Whilst it is supposed that this competition creates more choice for learners, it actually produces the opposite. It leads to a homogeneity in provision as colleges are incentivised to offer the most lucrative courses ‒ for instance, Humanities courses are scrapped in favour of those that cater to industry. In short ‒ the market determines which courses are valuable and which are not.

It is then no wonder that apprenticeships and creating strong employer relationships are now big priorities for colleges: the desires of industry are inherently more valuable than those of learners and staff.

This competition has also led to the emergence of “super colleges”, which are able to centralise power and influence by offering a standardised, employer-focused curriculum. In the same way that we observe concentrations of corporate power in other sectors of society, we now see the emergence of huge multimillion-dollar college corporations that operate across huge geographies and restrict choice in many areas.

The Tories have been clear about their intentions to create “fewer, larger, more resilient and efficient providers” and their desire to “rationalise” the existence of smaller colleges by trying to force them to merge with larger ones. The impact of these changes is especially profound for people in rural, non-metropolitan communities where many smaller, community-focused colleges have been forced into mergers with larger more powerful providers.

Austerity and adult education

These changes form part of a broader political agenda to shift the burden of funding of further education away from the state. This is demonstrated by huge reductions in the level of government funding made available to colleges from the Skills and Education Funding agencies. This funding has reduced year on year since 2011 and there is no indication that it will ever return to pre-austerity levels.

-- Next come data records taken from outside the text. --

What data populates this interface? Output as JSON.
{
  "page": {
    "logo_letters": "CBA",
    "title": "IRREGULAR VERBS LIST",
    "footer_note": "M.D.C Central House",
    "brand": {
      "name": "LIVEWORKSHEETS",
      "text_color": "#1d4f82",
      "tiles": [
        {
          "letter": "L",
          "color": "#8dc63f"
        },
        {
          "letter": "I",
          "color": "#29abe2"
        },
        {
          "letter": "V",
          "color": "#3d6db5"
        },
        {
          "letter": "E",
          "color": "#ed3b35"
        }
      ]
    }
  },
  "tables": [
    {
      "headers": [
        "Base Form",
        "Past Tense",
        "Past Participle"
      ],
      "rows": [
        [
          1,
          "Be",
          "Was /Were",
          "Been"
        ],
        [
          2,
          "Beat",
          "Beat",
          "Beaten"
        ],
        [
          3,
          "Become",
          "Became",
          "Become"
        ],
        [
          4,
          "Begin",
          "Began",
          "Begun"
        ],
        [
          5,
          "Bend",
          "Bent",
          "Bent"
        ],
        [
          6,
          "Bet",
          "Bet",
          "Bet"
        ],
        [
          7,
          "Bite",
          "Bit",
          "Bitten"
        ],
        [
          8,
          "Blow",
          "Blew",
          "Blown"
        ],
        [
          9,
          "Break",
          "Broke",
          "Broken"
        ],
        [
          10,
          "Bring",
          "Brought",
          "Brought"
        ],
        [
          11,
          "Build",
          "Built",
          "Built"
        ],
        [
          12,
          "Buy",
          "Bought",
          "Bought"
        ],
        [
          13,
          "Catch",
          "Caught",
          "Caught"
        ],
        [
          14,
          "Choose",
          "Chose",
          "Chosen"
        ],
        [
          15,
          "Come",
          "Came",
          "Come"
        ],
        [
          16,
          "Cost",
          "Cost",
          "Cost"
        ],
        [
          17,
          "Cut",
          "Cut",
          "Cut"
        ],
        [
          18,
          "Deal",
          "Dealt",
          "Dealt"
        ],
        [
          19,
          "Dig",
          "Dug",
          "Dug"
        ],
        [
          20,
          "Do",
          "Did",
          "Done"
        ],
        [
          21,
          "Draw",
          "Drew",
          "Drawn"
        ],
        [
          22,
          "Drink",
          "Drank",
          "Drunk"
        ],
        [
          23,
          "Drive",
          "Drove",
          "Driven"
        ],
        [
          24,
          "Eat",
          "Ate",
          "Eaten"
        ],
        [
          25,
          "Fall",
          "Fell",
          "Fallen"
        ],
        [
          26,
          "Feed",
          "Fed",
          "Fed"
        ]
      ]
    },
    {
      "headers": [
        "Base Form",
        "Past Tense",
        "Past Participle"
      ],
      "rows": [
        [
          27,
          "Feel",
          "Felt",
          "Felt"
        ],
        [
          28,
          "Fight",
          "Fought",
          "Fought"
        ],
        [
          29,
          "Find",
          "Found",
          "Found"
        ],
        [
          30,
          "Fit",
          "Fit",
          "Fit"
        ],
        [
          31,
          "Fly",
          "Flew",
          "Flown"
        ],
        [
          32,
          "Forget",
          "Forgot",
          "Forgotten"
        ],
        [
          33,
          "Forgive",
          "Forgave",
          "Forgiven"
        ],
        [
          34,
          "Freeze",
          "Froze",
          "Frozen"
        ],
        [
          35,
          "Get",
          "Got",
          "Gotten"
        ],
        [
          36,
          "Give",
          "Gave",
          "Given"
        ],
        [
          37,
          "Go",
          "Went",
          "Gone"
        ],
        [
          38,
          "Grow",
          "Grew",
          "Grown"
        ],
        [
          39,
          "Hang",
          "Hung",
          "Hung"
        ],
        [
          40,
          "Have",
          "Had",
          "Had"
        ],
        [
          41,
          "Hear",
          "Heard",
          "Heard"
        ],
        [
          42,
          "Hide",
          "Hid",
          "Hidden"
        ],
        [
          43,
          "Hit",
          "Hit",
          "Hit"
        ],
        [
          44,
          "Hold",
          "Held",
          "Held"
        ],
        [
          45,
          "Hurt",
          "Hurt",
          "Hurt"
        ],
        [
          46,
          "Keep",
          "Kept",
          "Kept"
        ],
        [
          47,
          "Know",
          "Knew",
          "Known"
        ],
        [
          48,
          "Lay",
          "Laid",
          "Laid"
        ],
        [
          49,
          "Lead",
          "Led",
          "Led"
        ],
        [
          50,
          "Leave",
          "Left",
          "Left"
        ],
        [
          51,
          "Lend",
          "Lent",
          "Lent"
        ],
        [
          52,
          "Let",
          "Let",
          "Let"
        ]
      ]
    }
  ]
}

These funding reductions have disproportionately hit adult education, where a covert attempt has been made to displace the cost of education onto learners. In recent years, student loans have been introduced to offset the costs of FE based adult education. Now 19+ learners are forced into accepting student loans to study on most further education courses. If the current trajectory is maintained, it seems likely that public funds will soon no longer be used to support adult education at all.

The starkness of the situation is acutely summarised by the Association of Colleges who warn that: “Adult education and training in England will not exist by 2020 if the government continues with its swathe of cuts.”

The government has slashed the adult education budget by 24% in 2015/16 with plans for further severe reductions in the years ahead. If this pattern continues it will be no time at all before a similar loan based model is applied to all learners and the notion of publicly funded college education disappears completely.

For an end to the marketisation of education – fight for socialism!

The growing acceptance of private sector values and significant reductions in public funding present an existential threat to further education in the UK. The state has taken a back seat and now colleges are able to operate without restraint. For some colleges this is great, but it creates a hugely unequal system, leaving countless numbers of community based colleges unable to compete.

To be clear, the further education system before incorporation was no panacea, but inspired by the efficiency and wisdom of markets, a political decision was made to unleash forces that could not be contained. The impacts that this has had on learners and college staff has been devastating. Education needs to be accessible, transparent, democratic and publicly funded; but these notions need to be fought for.

The changes to further education have largely passed by unnoticed; they occur slowly, almost imperceptibly. Until one day, without noticing, a claim on a shared inheritance disappears, never to return again. It is capitalism that demands this, and only socialism can ensure that those who would otherwise fall through the cracks in society ‒ namely the poor, adult learners, and ethnic minorities ‒ can educate themselves and develop skills for a better life.

By Stephen Burr, Marxist Student Federation supporter.